Trypanosoma cruzi contains a major cysteine proteinase, cruzipain (Cz). This lysosomal enzyme bears an unusual C-terminal domain (C-T) that contains a number of post-translational modifications and is responsible for most antibodies in natural and experimental infections. UV-MALDI-TOF MS analysis, allowed us to identify the presence of sulfated high-mannose type oligosaccharides in the C-T as a new striking feature of this molecule. In order to evaluate the immune responses to sulfated moieties on Cz,  the involvement of anionic charged structures in the immune recognition of sulfated glycoproteins, and /or in the crossreactivity between myosin and cruzipain, BALB/c mice were immunized with purified Cz and C-T prior and after desulfation treatment.
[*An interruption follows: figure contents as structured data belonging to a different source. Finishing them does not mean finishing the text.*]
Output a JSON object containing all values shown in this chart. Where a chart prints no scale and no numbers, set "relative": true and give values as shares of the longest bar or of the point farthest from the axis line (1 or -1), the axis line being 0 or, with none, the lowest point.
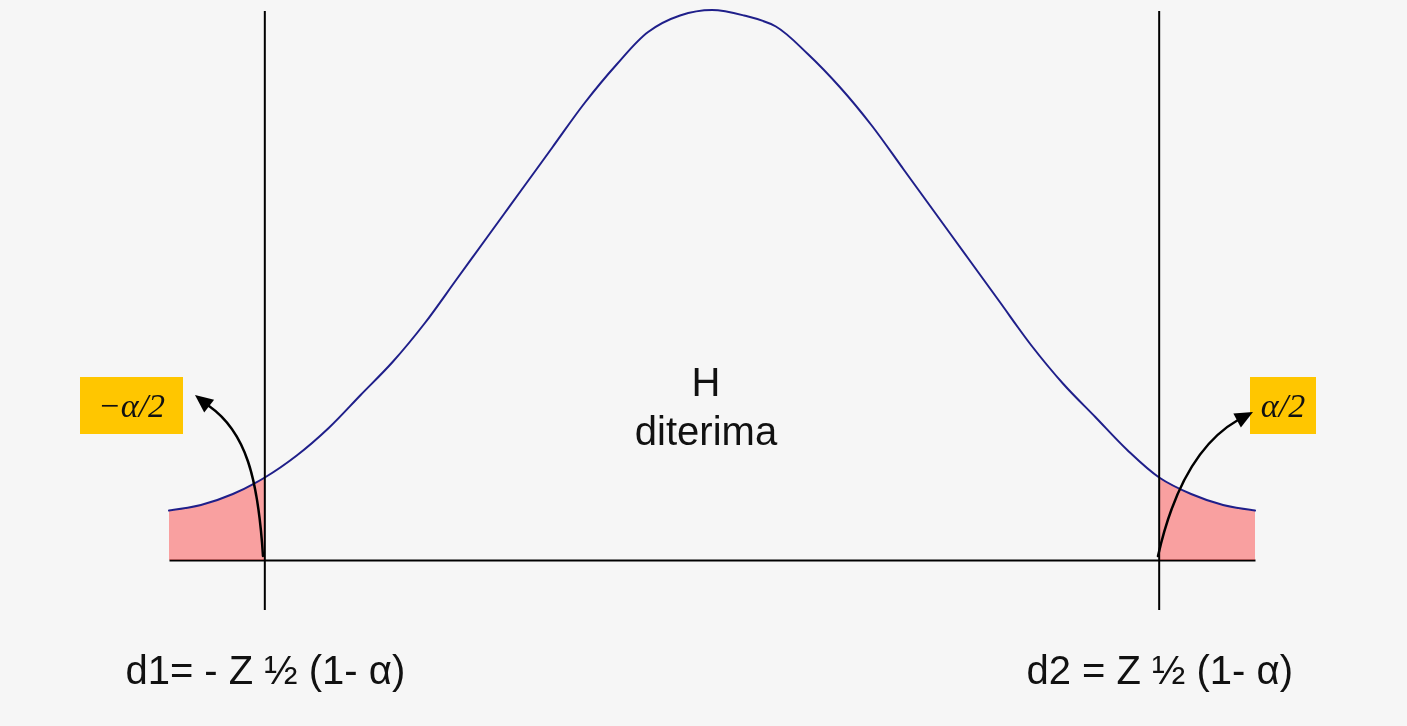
{
  "chart_data": {
    "type": "line",
    "relative": true,
    "categories": [
      null,
      null,
      null,
      "d1= - Z ½ (1- α)",
      null,
      null,
      null,
      null,
      null,
      null,
      null,
      null,
      null,
      null,
      null,
      null,
      null,
      null,
      null,
      null,
      null,
      null,
      null,
      null,
      null,
      null,
      null,
      null,
      null,
      null,
      null,
      "d2 = Z ½ (1- α)",
      null,
      null,
      null
    ],
    "series": [
      {
        "color": "#1f1f8a",
        "values": [
          0.09,
          0.1,
          0.12,
          0.15,
          0.19,
          0.24,
          0.3,
          0.36,
          0.43,
          0.51,
          0.59,
          0.67,
          0.75,
          0.83,
          0.9,
          0.96,
          0.99,
          1.0,
          0.99,
          0.97,
          0.92,
          0.86,
          0.79,
          0.71,
          0.63,
          0.55,
          0.47,
          0.39,
          0.32,
          0.26,
          0.2,
          0.15,
          0.12,
          0.1,
          0.09
        ]
      },
      {
        "type": "area",
        "color": "#ff2020",
        "values": [
          0.09,
          0.1,
          0.12,
          0.15,
          null,
          null,
          null,
          null,
          null,
          null,
          null,
          null,
          null,
          null,
          null,
          null,
          null,
          null,
          null,
          null,
          null,
          null,
          null,
          null,
          null,
          null,
          null,
          null,
          null,
          null,
          null,
          null,
          null,
          null,
          null
        ]
      },
      {
        "type": "area",
        "color": "#ff2020",
        "values": [
          null,
          null,
          null,
          null,
          null,
          null,
          null,
          null,
          null,
          null,
          null,
          null,
          null,
          null,
          null,
          null,
          null,
          null,
          null,
          null,
          null,
          null,
          null,
          null,
          null,
          null,
          null,
          null,
          null,
          null,
          null,
          0.15,
          0.12,
          0.1,
          0.09
        ]
      }
    ],
    "ref_lines": [
      {
        "axis": "x",
        "value": "d1= - Z ½ (1- α)",
        "color": "#000000"
      },
      {
        "axis": "x",
        "value": "d2 = Z ½ (1- α)",
        "color": "#000000"
      }
    ],
    "annotations": [
      "−α/2",
      "H diterima",
      "α/2"
    ]
  }
}
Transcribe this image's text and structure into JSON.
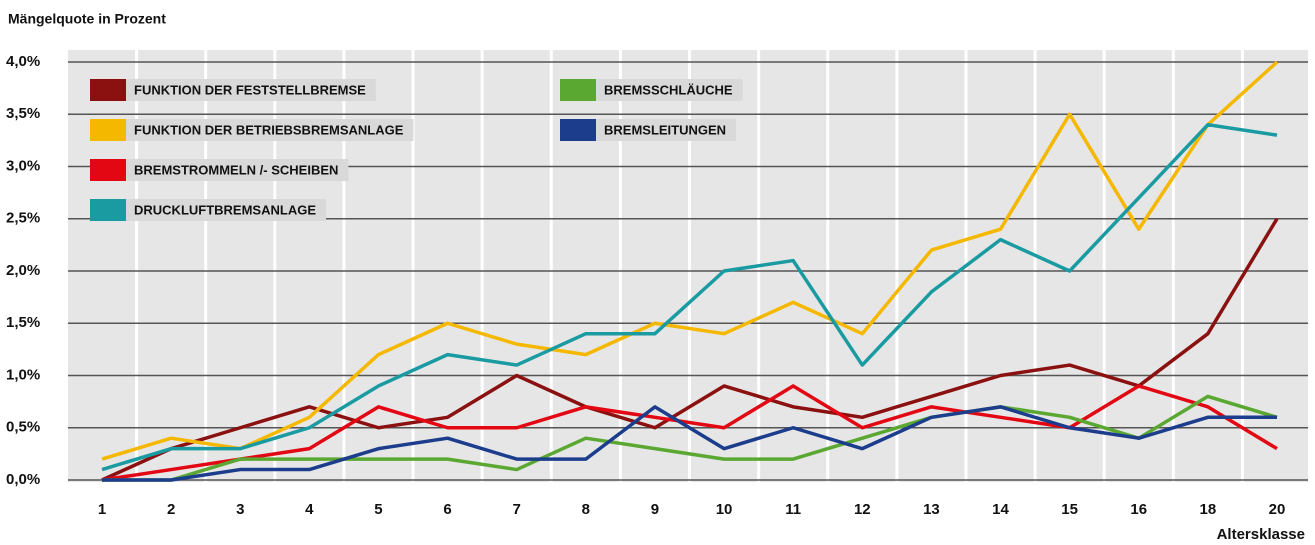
{
  "chart_data": {
    "type": "line",
    "y_axis_label": "Mängelquote in Prozent",
    "x_axis_label": "Altersklasse",
    "categories": [
      "1",
      "2",
      "3",
      "4",
      "5",
      "6",
      "7",
      "8",
      "9",
      "10",
      "11",
      "12",
      "13",
      "14",
      "15",
      "16",
      "18",
      "20"
    ],
    "ylim": [
      0,
      4
    ],
    "yticks": [
      {
        "value": 0,
        "label": "0,0%"
      },
      {
        "value": 0.5,
        "label": "0,5%"
      },
      {
        "value": 1,
        "label": "1,0%"
      },
      {
        "value": 1.5,
        "label": "1,5%"
      },
      {
        "value": 2,
        "label": "2,0%"
      },
      {
        "value": 2.5,
        "label": "2,5%"
      },
      {
        "value": 3,
        "label": "3,0%"
      },
      {
        "value": 3.5,
        "label": "3,5%"
      },
      {
        "value": 4,
        "label": "4,0%"
      }
    ],
    "grid": true,
    "series": [
      {
        "name": "FUNKTION DER FESTSTELLBREMSE",
        "color": "#8b1010",
        "values": [
          0.0,
          0.3,
          0.5,
          0.7,
          0.5,
          0.6,
          1.0,
          0.7,
          0.5,
          0.9,
          0.7,
          0.6,
          0.8,
          1.0,
          1.1,
          0.9,
          1.4,
          2.5
        ]
      },
      {
        "name": "FUNKTION DER BETRIEBSBREMSANLAGE",
        "color": "#f5b800",
        "values": [
          0.2,
          0.4,
          0.3,
          0.6,
          1.2,
          1.5,
          1.3,
          1.2,
          1.5,
          1.4,
          1.7,
          1.4,
          2.2,
          2.4,
          3.5,
          2.4,
          3.4,
          4.0
        ]
      },
      {
        "name": "BREMSTROMMELN /- SCHEIBEN",
        "color": "#e30613",
        "values": [
          0.0,
          0.1,
          0.2,
          0.3,
          0.7,
          0.5,
          0.5,
          0.7,
          0.6,
          0.5,
          0.9,
          0.5,
          0.7,
          0.6,
          0.5,
          0.9,
          0.7,
          0.3
        ]
      },
      {
        "name": "DRUCKLUFTBREMSANLAGE",
        "color": "#1a9ba1",
        "values": [
          0.1,
          0.3,
          0.3,
          0.5,
          0.9,
          1.2,
          1.1,
          1.4,
          1.4,
          2.0,
          2.1,
          1.1,
          1.8,
          2.3,
          2.0,
          2.7,
          3.4,
          3.3
        ]
      },
      {
        "name": "BREMSSCHLÄUCHE",
        "color": "#5aa832",
        "values": [
          0.0,
          0.0,
          0.2,
          0.2,
          0.2,
          0.2,
          0.1,
          0.4,
          0.3,
          0.2,
          0.2,
          0.4,
          0.6,
          0.7,
          0.6,
          0.4,
          0.8,
          0.6
        ]
      },
      {
        "name": "BREMSLEITUNGEN",
        "color": "#1c3c8c",
        "values": [
          0.0,
          0.0,
          0.1,
          0.1,
          0.3,
          0.4,
          0.2,
          0.2,
          0.7,
          0.3,
          0.5,
          0.3,
          0.6,
          0.7,
          0.5,
          0.4,
          0.6,
          0.6
        ]
      }
    ]
  }
}
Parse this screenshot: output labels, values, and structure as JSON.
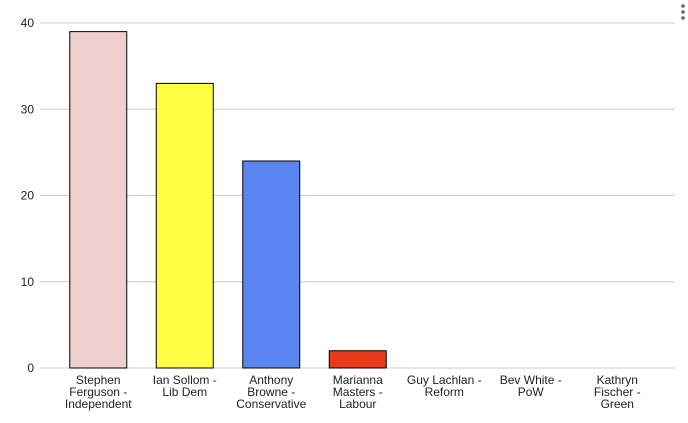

The humoral immune response to sulfates on Cz or C-T was mainly IgG2b. This reactivity was abolished when desulfated antigens were used as immunogens showing that sulfates are absolutely required for eliciting IgG2b response to Cz. A significant reduction of C-T-specific delayed-type hypersensitivity reaction in C-T-immunized mice was observed when desulfated C-T was challenged, suggesting the involvement of sulfate groups in the generation of memory T-cell responses. Moreover, immunization with C-T elicited ultrastructural abnormalities in heart tissue. Surprisingly, pathological alterations were not observed in hearts from sulfate depleted-C-T-immunized mice and a lower labelling was observed by immunoelectron microscopy using myosin-adsorbed specific policlonal anti-Cz serum. In order  to study the involvement of sulfates in immunerecognition, different sulfated/desulfated molecules were coupled to BSA and preliminar dot assays showed a growing recognition to sulfated structures with specific anti-Cz serum: SO42-/COO- = 1(+++), 0.67 (++), 0.4 (+), 0 (-). Our results highlight the relevance of sulfated groups as main components of this molecule. Ongoing assays using specific anti-sulfate antibodies will help to elucidate the involvement of sulfates in the antigenicity and crossreactivity of the molecule and/or in the immunopathology of Chagas disease.